Epstein, it seems obvious, was very good at speaking to different people in a manner that would impress them. With intellectuals, he must have seemed more intellectual than a well-connected financier should have been. This came with the bonus that he could offer real-world help, such as when he assisted Chomsky with his financial dealings.

This is actually symptomatic of Professor Chomsky’s intellectual errors

I can’t blame anyone for sticking by their friends. If a friend of mine was accused of criminality, I hope I wouldn’t drop them like a rotten apple. But I hope I would be honest with, and about, them. What appears to have been an email from Chomsky to Epstein in 2019 is a disgrace. He condemns “vultures” who were attacking Epstein amid “hysteria that has developed about abuse of women”. To be clear — of course there were major excesses in the era of #MeToo. But Chomsky was talking to someone who had already been convicted of procuring for prostitution a girl below the age of 18. It was bizarre to dismiss accusations out of hand.

Chomsky’s comparison of criticisms of Epstein to criticisms of himself was revealing. It was perverse — I think even Messrs Horowitz and Bogdanor would have said, “Professor Chomsky, you’re not that bad” — but it was revealing. “I’ve had plenty of experience,” he wrote: 

A google search will bring up tons of hysterical accusations of all sorts, even groups devoted to vilifying me. I pay no attention, unless I’m approached for comment on a specific manner … 

This is actually symptomatic of Professor Chomsky’s intellectual errors. Once he is convinced of the malignance of a particular force, be it American foreign policy or the mainstream media, he finds it difficult to admit fault on the part of the people in its firing line. This applied to the Khmer Rouge — as the Cambodia expert Bruce Sharp wrote at length — and it appears to have applied to Jeffrey Epstein. Similarly, Professor Chomsky has had the attitude that criticism is easily dismissable. The fact that much of the criticism he has received has been written in bad faith appears to have convinced him both that all criticism is in bad faith and that this makes it impossible for it to be valid. Thus, why listen at all? 

His stubbornness leads him to make stupid errors like asking the rhetorical question, “How do you prove that you are not … a rapist?” Sure, it is impossible to prove beyond all doubt that one has never committed rape.
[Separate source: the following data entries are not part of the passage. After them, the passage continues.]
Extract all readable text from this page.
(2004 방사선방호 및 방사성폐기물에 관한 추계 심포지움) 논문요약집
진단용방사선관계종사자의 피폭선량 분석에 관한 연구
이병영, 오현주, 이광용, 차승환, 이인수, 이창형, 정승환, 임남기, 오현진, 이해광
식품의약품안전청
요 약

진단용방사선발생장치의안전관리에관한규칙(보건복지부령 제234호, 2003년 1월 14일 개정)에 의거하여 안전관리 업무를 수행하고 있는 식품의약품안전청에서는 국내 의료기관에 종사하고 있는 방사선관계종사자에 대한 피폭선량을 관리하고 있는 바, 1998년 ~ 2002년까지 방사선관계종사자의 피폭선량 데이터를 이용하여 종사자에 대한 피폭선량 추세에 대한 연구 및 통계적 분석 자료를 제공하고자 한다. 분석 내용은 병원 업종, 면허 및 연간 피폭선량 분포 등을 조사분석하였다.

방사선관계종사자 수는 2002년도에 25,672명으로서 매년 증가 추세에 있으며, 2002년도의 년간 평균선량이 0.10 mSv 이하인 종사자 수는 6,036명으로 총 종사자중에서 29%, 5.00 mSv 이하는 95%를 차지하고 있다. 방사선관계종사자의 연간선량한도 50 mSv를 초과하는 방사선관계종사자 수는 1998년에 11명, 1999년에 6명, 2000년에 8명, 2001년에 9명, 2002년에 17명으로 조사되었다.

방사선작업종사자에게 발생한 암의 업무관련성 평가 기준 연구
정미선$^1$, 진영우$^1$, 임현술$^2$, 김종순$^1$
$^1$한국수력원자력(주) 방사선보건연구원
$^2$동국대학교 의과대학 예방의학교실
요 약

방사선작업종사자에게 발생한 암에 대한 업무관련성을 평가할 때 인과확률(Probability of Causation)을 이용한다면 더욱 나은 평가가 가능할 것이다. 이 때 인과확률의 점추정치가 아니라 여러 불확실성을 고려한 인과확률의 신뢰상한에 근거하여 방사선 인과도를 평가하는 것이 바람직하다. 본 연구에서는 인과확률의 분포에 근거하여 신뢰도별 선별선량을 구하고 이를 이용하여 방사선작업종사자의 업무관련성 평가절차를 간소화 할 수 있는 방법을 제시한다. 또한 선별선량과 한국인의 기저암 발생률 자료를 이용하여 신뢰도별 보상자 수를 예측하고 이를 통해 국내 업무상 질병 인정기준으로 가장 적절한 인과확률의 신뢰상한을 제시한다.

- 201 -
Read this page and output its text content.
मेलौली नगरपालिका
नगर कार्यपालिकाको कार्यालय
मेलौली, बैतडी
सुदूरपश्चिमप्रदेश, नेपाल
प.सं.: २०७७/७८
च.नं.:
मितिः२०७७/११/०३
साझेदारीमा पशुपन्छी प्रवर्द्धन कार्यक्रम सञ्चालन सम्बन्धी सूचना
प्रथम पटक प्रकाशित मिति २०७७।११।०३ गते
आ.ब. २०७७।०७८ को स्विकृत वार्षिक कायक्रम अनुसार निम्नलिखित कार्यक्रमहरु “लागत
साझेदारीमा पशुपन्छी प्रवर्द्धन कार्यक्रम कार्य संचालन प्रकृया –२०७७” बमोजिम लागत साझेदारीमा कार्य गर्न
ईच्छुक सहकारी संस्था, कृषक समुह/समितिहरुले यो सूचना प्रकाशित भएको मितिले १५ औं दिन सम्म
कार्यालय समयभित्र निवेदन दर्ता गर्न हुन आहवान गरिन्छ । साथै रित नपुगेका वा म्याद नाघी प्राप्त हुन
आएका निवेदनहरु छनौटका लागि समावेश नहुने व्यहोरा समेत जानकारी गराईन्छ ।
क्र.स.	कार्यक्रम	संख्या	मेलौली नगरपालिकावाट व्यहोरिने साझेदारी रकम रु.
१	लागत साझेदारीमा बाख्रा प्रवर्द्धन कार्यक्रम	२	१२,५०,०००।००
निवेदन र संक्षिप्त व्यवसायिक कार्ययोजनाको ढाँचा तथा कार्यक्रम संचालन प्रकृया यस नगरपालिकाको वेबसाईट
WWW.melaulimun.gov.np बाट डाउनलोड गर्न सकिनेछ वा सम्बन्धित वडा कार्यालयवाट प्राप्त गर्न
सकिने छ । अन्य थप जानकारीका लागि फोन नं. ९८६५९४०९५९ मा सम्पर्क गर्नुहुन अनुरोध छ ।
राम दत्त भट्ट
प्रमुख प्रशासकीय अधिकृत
But accusations of rape can be detailed and specific enough to be answered — if, that is, they are untrue. (Mr Epstein would have had the chance to effectively do this himself, in court, soon afterwards had he not rather mysteriously died.)

Still, for all that Chomsky erred here, and for all that I believe he’s erred before, I think it would be wrong to dismiss Chomsky on the basis of his associations. His work in linguistics has nothing to do with the company he kept. While I think that there are interesting comparisons to be made between his advice towards Epstein and his attitude towards politics, his work on the latter should still be considered on its own merits. 

Of course, I think that work often didn’t have much merit. But it would be wrong to endorse the logic of cancellation — and, of course, the wars in Vietnam and Iraq turned out to be terrible ideas whoever opposed them.